Thatcherism: A Historical Perspective

Chapter:
(p.214) Chapter 8 Thatcherism: A Historical Perspective
Source:
Ideologies of Conservatism
Author(s):

E. H. H. GREEN

Publisher:
Oxford University Press
DOI:10.1093/acprof:oso/9780198205937.003.0009

Thatcherism came to dominance in the Conservative Party after 1975 had been prevalent amongst the middle and lower ranks of the party since the end of the Second World War.
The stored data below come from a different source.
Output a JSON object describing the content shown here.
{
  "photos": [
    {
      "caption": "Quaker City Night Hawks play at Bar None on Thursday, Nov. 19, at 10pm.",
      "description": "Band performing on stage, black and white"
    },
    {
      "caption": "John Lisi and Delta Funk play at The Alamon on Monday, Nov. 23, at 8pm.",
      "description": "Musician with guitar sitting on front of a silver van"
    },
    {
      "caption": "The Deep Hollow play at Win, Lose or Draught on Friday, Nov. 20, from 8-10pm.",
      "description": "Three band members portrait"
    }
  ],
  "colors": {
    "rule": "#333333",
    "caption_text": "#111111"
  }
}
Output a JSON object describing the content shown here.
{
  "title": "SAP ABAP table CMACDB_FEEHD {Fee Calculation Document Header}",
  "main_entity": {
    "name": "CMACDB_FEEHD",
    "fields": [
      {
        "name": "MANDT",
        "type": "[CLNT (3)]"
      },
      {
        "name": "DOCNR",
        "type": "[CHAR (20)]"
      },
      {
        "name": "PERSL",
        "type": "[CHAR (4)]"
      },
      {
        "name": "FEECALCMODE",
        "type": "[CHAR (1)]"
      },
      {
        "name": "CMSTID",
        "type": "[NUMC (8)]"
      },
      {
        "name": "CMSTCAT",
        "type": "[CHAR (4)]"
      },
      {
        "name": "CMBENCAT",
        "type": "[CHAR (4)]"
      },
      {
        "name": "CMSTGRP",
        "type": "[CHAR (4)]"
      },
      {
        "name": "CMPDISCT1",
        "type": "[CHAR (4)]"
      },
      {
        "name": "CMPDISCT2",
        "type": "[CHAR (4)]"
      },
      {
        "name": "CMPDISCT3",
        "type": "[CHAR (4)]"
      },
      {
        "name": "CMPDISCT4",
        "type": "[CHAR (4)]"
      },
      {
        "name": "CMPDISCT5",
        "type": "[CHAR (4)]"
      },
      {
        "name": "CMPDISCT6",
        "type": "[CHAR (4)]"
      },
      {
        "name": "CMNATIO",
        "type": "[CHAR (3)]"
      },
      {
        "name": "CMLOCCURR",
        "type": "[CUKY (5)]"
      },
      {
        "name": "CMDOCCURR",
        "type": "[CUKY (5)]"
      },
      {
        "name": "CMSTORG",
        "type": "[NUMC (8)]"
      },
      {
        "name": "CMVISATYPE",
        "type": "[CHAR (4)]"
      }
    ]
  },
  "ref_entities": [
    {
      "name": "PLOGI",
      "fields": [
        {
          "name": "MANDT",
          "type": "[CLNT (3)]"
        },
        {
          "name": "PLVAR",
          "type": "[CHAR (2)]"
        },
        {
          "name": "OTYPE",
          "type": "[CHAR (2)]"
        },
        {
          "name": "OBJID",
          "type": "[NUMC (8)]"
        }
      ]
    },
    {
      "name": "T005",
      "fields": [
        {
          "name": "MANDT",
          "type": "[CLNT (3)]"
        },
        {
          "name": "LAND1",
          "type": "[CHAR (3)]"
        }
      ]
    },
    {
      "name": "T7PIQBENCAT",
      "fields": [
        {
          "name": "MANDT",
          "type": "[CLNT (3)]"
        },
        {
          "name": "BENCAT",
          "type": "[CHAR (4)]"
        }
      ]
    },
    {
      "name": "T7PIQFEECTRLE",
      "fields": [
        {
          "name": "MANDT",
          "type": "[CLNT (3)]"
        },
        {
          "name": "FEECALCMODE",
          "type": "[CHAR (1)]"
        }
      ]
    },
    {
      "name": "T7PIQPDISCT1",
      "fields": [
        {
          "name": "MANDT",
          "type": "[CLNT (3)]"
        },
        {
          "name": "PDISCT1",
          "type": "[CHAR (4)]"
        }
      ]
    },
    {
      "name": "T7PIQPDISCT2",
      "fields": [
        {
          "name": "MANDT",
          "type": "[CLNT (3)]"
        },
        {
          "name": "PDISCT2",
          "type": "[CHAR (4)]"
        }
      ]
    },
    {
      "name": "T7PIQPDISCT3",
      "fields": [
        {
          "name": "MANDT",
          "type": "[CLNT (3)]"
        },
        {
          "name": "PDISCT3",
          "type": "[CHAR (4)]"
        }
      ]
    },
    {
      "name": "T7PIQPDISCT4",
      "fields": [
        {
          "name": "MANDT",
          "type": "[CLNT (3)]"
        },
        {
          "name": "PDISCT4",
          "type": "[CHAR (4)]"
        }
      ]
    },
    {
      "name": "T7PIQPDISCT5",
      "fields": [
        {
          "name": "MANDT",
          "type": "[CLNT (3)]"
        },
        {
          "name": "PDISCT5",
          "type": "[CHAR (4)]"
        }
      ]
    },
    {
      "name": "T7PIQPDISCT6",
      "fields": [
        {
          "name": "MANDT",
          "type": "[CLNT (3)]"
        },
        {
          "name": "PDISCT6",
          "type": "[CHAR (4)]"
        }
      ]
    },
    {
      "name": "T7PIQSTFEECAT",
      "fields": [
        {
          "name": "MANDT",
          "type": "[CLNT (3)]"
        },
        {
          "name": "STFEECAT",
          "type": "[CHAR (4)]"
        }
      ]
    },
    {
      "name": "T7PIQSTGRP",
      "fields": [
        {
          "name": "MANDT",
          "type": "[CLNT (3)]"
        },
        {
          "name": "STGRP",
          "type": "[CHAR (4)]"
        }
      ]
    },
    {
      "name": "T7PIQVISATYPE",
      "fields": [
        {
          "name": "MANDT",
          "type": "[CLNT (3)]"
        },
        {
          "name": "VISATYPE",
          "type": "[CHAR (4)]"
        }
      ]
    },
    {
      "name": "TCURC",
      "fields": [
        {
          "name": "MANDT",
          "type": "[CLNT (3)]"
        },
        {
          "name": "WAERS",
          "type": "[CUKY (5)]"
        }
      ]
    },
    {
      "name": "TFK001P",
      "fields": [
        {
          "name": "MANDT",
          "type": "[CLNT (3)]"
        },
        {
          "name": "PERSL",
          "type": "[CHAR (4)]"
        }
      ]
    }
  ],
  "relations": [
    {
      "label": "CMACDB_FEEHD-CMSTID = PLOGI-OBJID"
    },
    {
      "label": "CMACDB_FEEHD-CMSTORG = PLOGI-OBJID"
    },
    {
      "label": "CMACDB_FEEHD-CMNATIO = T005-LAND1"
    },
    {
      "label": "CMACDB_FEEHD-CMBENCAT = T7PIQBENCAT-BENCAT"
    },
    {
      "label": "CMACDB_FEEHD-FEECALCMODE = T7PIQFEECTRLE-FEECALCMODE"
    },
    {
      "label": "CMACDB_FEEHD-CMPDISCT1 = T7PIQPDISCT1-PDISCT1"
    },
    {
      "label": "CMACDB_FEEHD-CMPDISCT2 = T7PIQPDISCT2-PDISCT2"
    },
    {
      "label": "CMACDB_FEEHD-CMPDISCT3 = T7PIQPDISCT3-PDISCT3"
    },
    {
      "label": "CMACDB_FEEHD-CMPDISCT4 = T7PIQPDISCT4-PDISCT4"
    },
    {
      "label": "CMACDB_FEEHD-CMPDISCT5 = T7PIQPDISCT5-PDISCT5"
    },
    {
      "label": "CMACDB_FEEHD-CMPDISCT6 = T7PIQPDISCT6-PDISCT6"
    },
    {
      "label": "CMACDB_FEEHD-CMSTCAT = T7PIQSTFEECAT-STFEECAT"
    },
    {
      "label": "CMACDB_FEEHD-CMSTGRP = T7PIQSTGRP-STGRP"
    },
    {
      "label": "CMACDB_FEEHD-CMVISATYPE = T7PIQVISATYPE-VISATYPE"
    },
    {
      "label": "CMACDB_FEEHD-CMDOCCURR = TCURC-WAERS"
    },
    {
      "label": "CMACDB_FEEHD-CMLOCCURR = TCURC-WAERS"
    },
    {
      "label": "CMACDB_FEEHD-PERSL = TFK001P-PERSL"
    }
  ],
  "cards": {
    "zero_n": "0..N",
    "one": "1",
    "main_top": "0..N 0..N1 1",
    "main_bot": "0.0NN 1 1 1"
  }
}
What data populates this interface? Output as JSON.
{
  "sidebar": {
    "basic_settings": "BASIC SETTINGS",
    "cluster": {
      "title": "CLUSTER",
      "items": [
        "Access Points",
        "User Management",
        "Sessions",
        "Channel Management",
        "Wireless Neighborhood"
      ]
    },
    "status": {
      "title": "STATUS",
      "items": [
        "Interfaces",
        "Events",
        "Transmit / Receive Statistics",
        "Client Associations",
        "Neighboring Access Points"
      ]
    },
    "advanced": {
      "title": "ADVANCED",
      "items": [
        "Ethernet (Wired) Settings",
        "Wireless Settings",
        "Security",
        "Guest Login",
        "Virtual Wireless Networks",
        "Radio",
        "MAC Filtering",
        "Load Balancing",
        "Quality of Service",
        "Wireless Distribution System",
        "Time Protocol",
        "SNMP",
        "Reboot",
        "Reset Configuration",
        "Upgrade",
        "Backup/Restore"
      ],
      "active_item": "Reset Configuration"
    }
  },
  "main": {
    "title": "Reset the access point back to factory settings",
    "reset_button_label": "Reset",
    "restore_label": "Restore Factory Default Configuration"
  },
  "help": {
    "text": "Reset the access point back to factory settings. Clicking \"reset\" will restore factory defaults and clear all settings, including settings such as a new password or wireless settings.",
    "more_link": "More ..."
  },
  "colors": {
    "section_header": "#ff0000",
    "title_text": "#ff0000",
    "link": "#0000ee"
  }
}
Despite the electoral success of the Conservative party since the 1945 defeat, and the adoption of the ‘post-war consensus’, the 1950s saw increasing concerns expressed by the party rank and file on inflation, trade union power, levels of taxation, and the perceived lack of policies in the Conservative party to deal with these issues. The initial actions of the 1970 Heath administration following the Selsdon Park conference appeared finally to start to address them. However, the subsequent policy ‘U turn’ and disappointment of electoral defeat in 1974 then paved the way for the election of Margaret Thatcher, the champion of the Conservative rank and file and the ideology that now bears her name.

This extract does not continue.